What's your thoughts.


----------



## h1udd (Sep 1, 2015)

Spend £1420 on a machine and grinder for yourself and £80 on another nespresso machine that wives and guests can use if they need to when you are not about to be their barista


----------



## hotmetal (Oct 31, 2013)

H1udd's suggestion, while probably tongue in cheek, actually makes sense! Although it may fail at the 'too much counter top space' hurdle.

There's really no point buying any kind of decent kit and putting pre-ground in it. At best it's a waste of money, and may not even work. Good coffee, recently roasted and ground immediately prior to use is the only way to make drinkable espresso (I assume you are mainly interested in espresso based drinks). The grinder and beans are far more important than the machine. Choosing a machine and grinder to your budget will not be hard, but you need to know whether you are intending to make milky drinks or just black (straight espresso and Americano or long blacks). If using milk it's worth going for a heat exchanger or dual boiler machine.


----------



## sambas (Jan 20, 2016)

ha yes, now thats a perfect solution...... Space is my concern. I will keep that in mind. thanks


----------



## h1udd (Sep 1, 2015)

space ?? .... the pixie fits in any cupboard, under the bed, ontop of the cupboards it only needs to come out when you leave the house and are expecting guests ... its what I do, my wife has zero interest in making coffee, so just uses that, pod in, touch button, count to 27 and serve drink .. its quicker than instant


----------



## Blackstone (Aug 5, 2012)

i do the same thing with some tassimo machine. wife uses it for chocolate and serving guest coffee.


----------



## Blackstone (Aug 5, 2012)

personally i would advise against pre-ground coffee. the biggest difference in taste has come from better grinders and learning which beans i like. going machine to machine has yielding little improvement to my mind


----------



## PeteHr (Nov 18, 2015)

I fully endorse what others have said about not using pre-ground...
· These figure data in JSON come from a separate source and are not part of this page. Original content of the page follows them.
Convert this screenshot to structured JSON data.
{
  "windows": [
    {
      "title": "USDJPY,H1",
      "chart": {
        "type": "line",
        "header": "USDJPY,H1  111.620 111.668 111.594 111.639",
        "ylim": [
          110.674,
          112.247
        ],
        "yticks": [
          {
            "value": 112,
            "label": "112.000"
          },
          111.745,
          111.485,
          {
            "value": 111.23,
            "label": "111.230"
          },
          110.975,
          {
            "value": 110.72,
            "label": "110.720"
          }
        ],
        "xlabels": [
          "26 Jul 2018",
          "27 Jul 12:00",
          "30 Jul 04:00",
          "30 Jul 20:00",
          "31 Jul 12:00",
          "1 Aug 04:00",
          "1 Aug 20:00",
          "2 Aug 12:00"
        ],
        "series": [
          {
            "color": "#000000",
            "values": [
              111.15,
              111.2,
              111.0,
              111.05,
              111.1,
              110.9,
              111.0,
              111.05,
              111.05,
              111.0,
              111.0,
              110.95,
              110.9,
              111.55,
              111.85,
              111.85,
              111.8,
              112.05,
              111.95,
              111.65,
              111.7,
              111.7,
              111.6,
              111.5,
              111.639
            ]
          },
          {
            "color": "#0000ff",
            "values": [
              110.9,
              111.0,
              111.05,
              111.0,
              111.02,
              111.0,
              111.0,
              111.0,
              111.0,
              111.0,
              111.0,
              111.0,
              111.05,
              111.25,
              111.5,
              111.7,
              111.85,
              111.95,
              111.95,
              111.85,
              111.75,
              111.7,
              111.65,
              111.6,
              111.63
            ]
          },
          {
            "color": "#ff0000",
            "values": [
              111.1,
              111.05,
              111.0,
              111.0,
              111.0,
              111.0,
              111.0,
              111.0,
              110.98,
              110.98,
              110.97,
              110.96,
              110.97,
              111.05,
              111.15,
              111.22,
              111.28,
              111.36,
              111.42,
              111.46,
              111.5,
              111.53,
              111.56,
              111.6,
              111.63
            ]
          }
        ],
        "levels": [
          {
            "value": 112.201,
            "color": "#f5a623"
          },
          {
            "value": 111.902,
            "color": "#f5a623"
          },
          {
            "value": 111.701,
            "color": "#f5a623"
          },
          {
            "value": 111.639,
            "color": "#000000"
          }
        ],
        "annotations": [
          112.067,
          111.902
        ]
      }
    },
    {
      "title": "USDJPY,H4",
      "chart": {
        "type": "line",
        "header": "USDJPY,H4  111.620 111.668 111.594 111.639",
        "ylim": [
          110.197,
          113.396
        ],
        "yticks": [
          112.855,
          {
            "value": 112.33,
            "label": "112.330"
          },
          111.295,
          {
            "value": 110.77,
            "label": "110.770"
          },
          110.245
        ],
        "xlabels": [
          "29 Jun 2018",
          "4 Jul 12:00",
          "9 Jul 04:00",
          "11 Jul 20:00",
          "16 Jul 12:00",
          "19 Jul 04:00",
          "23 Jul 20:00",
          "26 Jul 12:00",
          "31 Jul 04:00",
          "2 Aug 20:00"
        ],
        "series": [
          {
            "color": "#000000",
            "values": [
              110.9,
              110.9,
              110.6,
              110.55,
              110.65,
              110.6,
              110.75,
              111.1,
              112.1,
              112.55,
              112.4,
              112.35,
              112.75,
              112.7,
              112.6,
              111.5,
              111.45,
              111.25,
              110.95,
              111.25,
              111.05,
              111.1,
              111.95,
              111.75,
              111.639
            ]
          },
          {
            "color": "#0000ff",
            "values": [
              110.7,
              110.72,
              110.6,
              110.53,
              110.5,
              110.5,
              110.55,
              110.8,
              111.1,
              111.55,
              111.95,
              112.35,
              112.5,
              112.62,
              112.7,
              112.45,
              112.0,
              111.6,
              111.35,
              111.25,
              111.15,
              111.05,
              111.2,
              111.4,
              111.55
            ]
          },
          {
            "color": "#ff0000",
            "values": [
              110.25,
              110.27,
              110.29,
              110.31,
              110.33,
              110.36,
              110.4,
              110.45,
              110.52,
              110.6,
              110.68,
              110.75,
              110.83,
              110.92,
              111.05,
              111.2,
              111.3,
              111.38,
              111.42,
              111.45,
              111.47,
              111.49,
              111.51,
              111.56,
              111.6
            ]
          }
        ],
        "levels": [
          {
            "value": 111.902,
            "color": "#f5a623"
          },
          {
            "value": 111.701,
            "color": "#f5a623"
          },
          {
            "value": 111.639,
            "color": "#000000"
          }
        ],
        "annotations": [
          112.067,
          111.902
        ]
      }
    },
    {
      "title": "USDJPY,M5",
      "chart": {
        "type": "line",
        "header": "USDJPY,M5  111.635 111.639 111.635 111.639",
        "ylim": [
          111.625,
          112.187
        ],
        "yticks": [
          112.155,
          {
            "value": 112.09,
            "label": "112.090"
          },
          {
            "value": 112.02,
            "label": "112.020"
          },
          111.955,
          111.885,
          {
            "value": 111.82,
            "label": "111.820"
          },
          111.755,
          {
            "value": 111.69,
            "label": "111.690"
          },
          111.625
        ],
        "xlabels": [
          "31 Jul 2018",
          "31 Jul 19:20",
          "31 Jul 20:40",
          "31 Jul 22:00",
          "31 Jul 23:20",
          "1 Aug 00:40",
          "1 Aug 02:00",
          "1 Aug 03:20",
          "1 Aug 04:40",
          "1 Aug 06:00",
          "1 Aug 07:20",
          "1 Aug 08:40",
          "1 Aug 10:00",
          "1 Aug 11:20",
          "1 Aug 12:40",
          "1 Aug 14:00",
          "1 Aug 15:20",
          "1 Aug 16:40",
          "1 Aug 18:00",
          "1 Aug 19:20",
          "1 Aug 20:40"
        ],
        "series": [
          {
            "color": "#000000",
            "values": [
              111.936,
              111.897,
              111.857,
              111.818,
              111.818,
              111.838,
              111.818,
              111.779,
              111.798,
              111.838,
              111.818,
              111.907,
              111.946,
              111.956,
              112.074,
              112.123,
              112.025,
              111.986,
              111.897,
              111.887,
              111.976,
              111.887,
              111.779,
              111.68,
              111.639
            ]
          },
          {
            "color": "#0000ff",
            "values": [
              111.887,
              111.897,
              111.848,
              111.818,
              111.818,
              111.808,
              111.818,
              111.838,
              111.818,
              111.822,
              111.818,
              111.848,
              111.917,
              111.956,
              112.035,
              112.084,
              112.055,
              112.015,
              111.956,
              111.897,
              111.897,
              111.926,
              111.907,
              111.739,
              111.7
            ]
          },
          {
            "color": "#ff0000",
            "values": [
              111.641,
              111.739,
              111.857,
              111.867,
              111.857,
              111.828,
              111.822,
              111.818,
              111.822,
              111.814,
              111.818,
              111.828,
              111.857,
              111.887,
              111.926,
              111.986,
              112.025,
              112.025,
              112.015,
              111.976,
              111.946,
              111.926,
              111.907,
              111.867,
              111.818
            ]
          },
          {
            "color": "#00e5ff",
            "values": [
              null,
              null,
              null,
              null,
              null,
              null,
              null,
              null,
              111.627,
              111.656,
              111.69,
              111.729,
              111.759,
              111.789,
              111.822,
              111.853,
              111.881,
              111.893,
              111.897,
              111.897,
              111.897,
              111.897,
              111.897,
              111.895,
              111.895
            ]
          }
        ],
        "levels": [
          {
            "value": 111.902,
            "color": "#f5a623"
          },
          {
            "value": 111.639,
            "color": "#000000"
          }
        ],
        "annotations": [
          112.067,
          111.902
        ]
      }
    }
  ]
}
Not sure where you are located but if you are anywhere near Wellingborough it would be worth a visit to Bella Barista who have a great range of machines and grinders, and will offer impartial advice (as well as lots of coffee !!!) On your budget you can get a nice HX machine and grinder with a bit to spare for other necessities.

I went there with the intention of getting a single boiler with PID but after spending the morning there came away with an HX - and I'm so glad I did....

And of course there are people on this forum who own just about every machine so you can always ask for opinions before getting the credit card out !


----------



## sambas (Jan 20, 2016)

Thats great information guys. Thank you, I have work that will be taking me out of the country over the next few months so I'm not going to be in a position any time soon.


----------



## MChild (Feb 13, 2016)

Hi Sambas,

How does your journey to get a new machine went? I hope you found something nice. I just heard that the nespresso capsules are not recyclable and the earth is stuck with tons of it... I hope you go green this time!


----------



## AMCD300 (Feb 11, 2016)

Blackstone said:


> i do the same thing with some tassimo machine. wife uses it for chocolate and serving guest coffee.


Absolutely - my wife and children love the hot chocolate from our Nescafe Dolce Gusto and as I am not going to match this on a Sage DB I resigned myself to make a place for it in my coffee corner. Happy wife, happy life after all!


----------